Italy's popular Prime Minister Mario Draghi was on the brink on Wednesday after three parties refused to back him, foiling efforts to resolve a crisis now expected to lead to his resignation and snap elections.
Italian media reported that Draghi was now expected to offer his resignation to President Sergio Mattarella on Thursday.
Draghi had made the support of parties across the political spectrum key to ending an impasse that risked destabilising the eurozone's third largest economy just as it struggled with pressing domestic and geopolitical challenges.
The decision by three parties -- Silvio Berlusconi's Forza Italia, the anti-immigrant League and populist Five Star Movement -- to sit out the vote meant Draghi's bid to revive his beleaguered coalition failed.
Draghi technically won the vote, but was not expected to declare a victory after the parties' snub.
The actions of "irresponsible" parties risked "creating a perfect storm," EU Economy Commissioner Paolo Gentiloni said on Twitter, adding that Italy faced "difficult months ahead".
"The centre-right will go down in history as the ones who got rid of Mario Draghi," Francesco Galietti, Policy Sonar analyst, told AFP.
Draghi had warned the Senate that now was not the time for uncertainty, amid a myriad of challenges, from a struggling economy and soaring inflation to the Ukraine war.
Former European Central Bank chief Draghi, who offered his resignation last week, called for "courage, selflessness, credibility" from parliamentarians, asking them: "Are you ready?"
- 'Day of madness' -
In a stern speech given Wednesday morning by the usually softly-spoken Draghi, he said he was prepared to stay -- on the condition the wildly disparate parties agreed a common agenda.

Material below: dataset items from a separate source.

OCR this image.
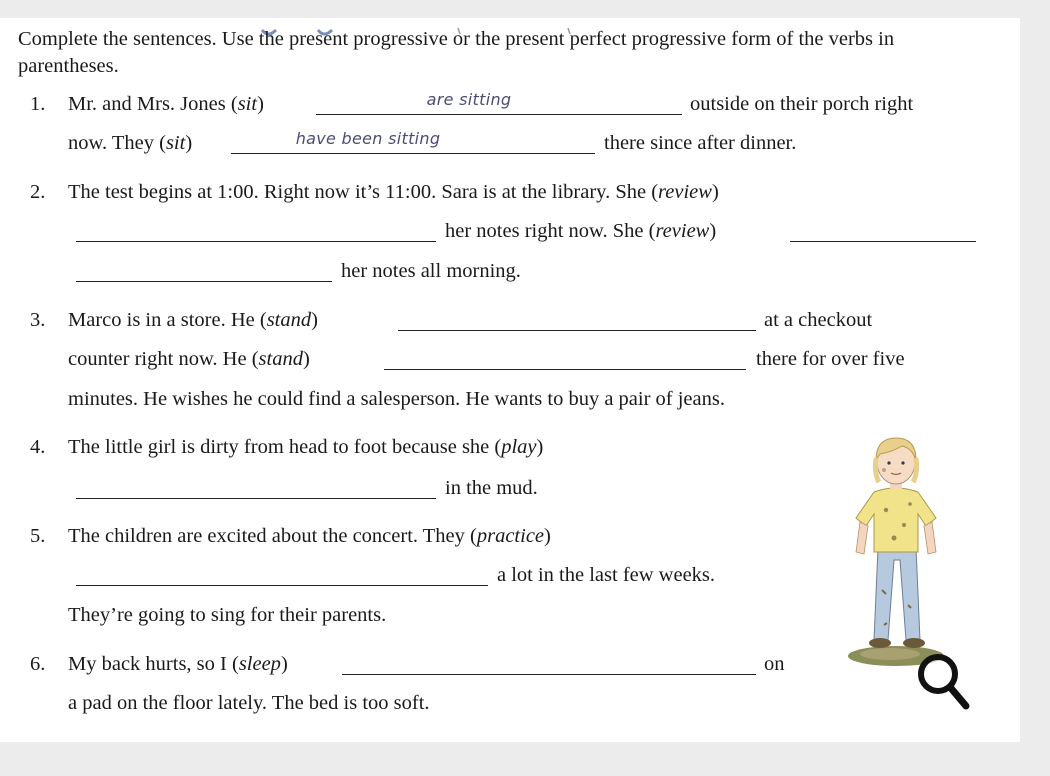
Complete the sentences. Use the present progressive or the present perfect progressive form of the verbs in parentheses.
1. Mr. and Mrs. Jones (sit)	are sitting	outside on their porch right
now. They (sit)	have been sitting	there since after dinner.
2. The test begins at 1:00. Right now it’s 11:00. Sara is at the library. She (review)
her notes right now. She (review)
her notes all morning.
3. Marco is in a store. He (stand)	at a checkout
counter right now. He (stand)	there for over five
minutes. He wishes he could find a salesperson. He wants to buy a pair of jeans.
4. The little girl is dirty from head to foot because she (play)
in the mud.
5. The children are excited about the concert. They (practice)
a lot in the last few weeks.
They’re going to sing for their parents.
6. My back hurts, so I (sleep)	on
a pad on the floor lately. The bed is too soft.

But the League and Forza Italia said it was impossible to recover trust lost after a crisis sparked by Five Star's decision to opt out of a confidence vote last week.
Draghi had been persuaded by Italy's president not to resign immediately, but to reach out to parties first. That attempt on Wednesday ended in failure.
"On this day of madness, parliament decided to turn against Italy," Enrico Letta, head of the centre-left Democratic Party, said on Twitter.
"Italians will show in the ballot box that they are wiser than their representatives," he said.
Polls in the lead up to Wednesday's drama suggested most Italians wanted Draghi, 74, to stay at the helm until the scheduled general election in May next year.
His departure could force the president to dissolve parliament and call elections for September or October.
"Draghi's possible departure would be a significant blow for Italy and for the EU ahead of a difficult winter," said Luigi Scazzieri of the Centre for European Reform.
There is much at stake: a government collapse could worsen social ills in a period of rampant inflation, delay the budget, threaten EU post-pandemic recovery funds and send jittery markets into a tailspin.
- 'Not easy' -
Draghi had said that as an unelected leader he needed the broadest consensus possible to tackle Italy's most pressing issues: from a cost of living crisis and recession worries, to the rollout of key reforms and the Ukraine war.
His coalition had been able "to put aside divisions and come together... for rapid and effective action, for the good of all citizens".
But that had dropped by the wayside as the parties began focusing more on their grassroot supporters ahead of next year's ballot.
Draghi had "scolded his coalition partners for infighting and point-scoring" over the past few months and laid out a government line that "contains measures that either the League or the Five Star Movement firmly oppose", Teneo consultancy's Wolfango Piccoli said in a note.
"By not making any new concessions to either party, Draghi did not make it easy for the League and the Five Star."
Anxious investors were watching closely. The spread -- the difference between 10-year Italian and German treasury bonds -- widened to 215 points by market close.
Wednesday's vote comes a day before the European Central Bank unveils a tool to correct stress in bond markets for indebted eurozone members, such as Italy.